Nissan gives every Kicks a 1.6-liter four-cylinder engine that is rated to get 122 horsepower and 114 pound-feet of torque. This is the same engine that is in the Nissan Versa, delivering the same power figures but with slightly varied gear ratios. As in the Versa, in the front-wheel drive Kicks it is paired with Nissan's Xtronic continuously variable transmission (CVT). All-wheel drive (AWD) is not available.
The Kicks came to visit during a week filled with icy and wet roads. It handled them with aplomb. Don't let the lack of AWD scare you away from the dealership lot.
It also wasn't terrible on gas. Nissan estimates that the Kicks gets 31 mpg in the city, 36 mpg on the highway, and 33 mpg combined, making it one of the most fuel-efficient subcompact SUVs you can buy. It has 356 miles of range on a single tank of gas.
Though it's engine isn't large, nor its power figures, Nissan has gotten the formula right with the Kicks delivering a vehicle that can easily and relatively quickly get up to speed without much racket (it has a CVT, and they're naturally noisy under harsh acceleration but there are far more offensive ones out there).
Braking is improved in the Kicks over the previous model year with the addition of better braking equipment.
The interior design of the Kicks remains mostly the same as in previous years but it is filled with higher quality materials than before. The look and feel of the SUV makes it punch above the weight of its price tag in the same way the 2020 Nissan Sentra does.
The Kicks cabin mostly feels spacious for its size. Nissan has made the most of the space with good small item storage, easy-access USB ports up front, and more than one storage option for your smartphone while driving and charging.
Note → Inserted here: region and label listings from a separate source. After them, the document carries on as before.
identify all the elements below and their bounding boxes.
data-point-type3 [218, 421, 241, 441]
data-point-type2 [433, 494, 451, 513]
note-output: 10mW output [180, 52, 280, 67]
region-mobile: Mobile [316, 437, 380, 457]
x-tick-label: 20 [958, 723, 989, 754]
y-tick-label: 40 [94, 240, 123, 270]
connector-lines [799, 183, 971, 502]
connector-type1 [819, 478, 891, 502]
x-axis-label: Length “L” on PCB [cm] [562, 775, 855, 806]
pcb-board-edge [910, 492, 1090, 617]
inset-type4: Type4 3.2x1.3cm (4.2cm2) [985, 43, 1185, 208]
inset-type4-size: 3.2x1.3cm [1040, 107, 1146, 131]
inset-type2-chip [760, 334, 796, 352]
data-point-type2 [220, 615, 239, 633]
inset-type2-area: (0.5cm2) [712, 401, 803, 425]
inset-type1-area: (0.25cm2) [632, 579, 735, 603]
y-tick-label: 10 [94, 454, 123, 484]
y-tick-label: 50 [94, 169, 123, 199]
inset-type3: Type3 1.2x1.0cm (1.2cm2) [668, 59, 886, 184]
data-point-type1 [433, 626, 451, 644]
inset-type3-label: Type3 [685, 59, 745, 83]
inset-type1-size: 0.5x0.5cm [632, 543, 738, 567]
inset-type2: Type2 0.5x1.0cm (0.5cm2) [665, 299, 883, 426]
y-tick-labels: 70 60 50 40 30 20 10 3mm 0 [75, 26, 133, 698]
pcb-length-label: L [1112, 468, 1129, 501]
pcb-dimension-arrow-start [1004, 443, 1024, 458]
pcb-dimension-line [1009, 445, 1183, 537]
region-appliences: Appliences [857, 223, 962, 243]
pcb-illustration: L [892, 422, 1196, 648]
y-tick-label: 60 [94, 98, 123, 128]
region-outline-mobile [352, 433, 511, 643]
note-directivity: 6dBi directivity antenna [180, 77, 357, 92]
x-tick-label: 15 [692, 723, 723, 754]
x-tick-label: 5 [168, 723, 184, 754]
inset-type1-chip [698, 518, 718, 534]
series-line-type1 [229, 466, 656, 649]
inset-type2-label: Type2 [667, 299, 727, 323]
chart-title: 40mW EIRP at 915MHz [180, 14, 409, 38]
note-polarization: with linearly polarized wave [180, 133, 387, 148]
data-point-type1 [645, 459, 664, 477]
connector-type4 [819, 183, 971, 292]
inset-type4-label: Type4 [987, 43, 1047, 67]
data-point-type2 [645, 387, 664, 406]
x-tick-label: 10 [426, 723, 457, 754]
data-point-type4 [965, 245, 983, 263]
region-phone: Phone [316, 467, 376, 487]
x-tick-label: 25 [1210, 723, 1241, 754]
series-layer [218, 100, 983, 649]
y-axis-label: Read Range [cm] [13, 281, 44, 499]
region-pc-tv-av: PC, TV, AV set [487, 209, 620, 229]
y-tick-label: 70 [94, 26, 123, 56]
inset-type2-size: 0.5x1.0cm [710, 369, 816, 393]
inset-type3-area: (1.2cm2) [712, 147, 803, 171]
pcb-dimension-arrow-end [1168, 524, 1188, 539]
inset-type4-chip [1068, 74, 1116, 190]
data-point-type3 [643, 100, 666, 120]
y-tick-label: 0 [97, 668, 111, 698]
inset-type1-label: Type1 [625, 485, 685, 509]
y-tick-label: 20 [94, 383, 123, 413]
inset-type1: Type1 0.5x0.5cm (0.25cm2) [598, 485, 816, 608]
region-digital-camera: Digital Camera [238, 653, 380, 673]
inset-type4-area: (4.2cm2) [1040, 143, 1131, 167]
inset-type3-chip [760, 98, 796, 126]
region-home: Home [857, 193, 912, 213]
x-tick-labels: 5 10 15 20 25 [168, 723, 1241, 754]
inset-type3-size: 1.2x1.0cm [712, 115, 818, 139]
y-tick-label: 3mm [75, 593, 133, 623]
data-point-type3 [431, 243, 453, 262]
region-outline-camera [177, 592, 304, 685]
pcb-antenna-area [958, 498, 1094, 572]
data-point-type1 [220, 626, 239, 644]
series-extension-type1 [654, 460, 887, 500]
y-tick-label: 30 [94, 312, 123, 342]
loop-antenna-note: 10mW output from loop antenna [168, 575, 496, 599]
Climate controls are easy to find with your fingers while driving. Nissan gave the SR tester a heated steering wheel and heated seats, both of which reacted quickly, a nice addition for buyers in states with a cold winter.
The Nissan continues to have a D-shaped steering wheel, six-way adjustable driver's seat, four-way adjustable front passenger seat, and 60/40 split-folding rear seat as standard. Nissan has given the SUV an electronic parking brake, freeing up valuable center console space.
Kicks has best-in-class front seat legroom though its hip room proportions and center console design make the front seats more compartmentalized than what is ideal for larger and taller drivers. Adults can easily fit in the back seats – not something that is a standard in the subcompact class.
The available tonneau cover provides a good amount of hidden storage, covering about two-thirds of the rear cargo area. The cover is easily lowered and maneuvered.
The base model Kicks S gets a host of standard tech features including a 7.0-inch infotainment touch screen, Apple CarPlay, Android Auto, Bluetooth, three USB ports, keyless entry, push-button start, and Easy Fill Tire Alert. Moving up to the Kicks SV adds Nissan Intelligent Key, automatic climate control, a 7.0-inch driver information screen, satellite radio, remote engine start, and a USB-C port. That's a fairly comprehensive list for this class model.
The Kicks SR is the only model available with a package, which makes ordering easy. The Premium Package adds a fantastic Bose Audio system, Prima-Tex-appointed seats, heated front seats, heated steering wheel, a security system, NissanConnect Services, a Wi-Fi hot spot, the ability to have over-the-air updates, and tonneau cover.
The Nissan Kicks is a subcompact SUV that delivers a lot of bang for its buck, especially with this model year's more premium upgrades. Priced against the competition, it's easy to see why buyers would be looking at it instead of less engaging, less well-equipped counterparts from Honda and Toyota.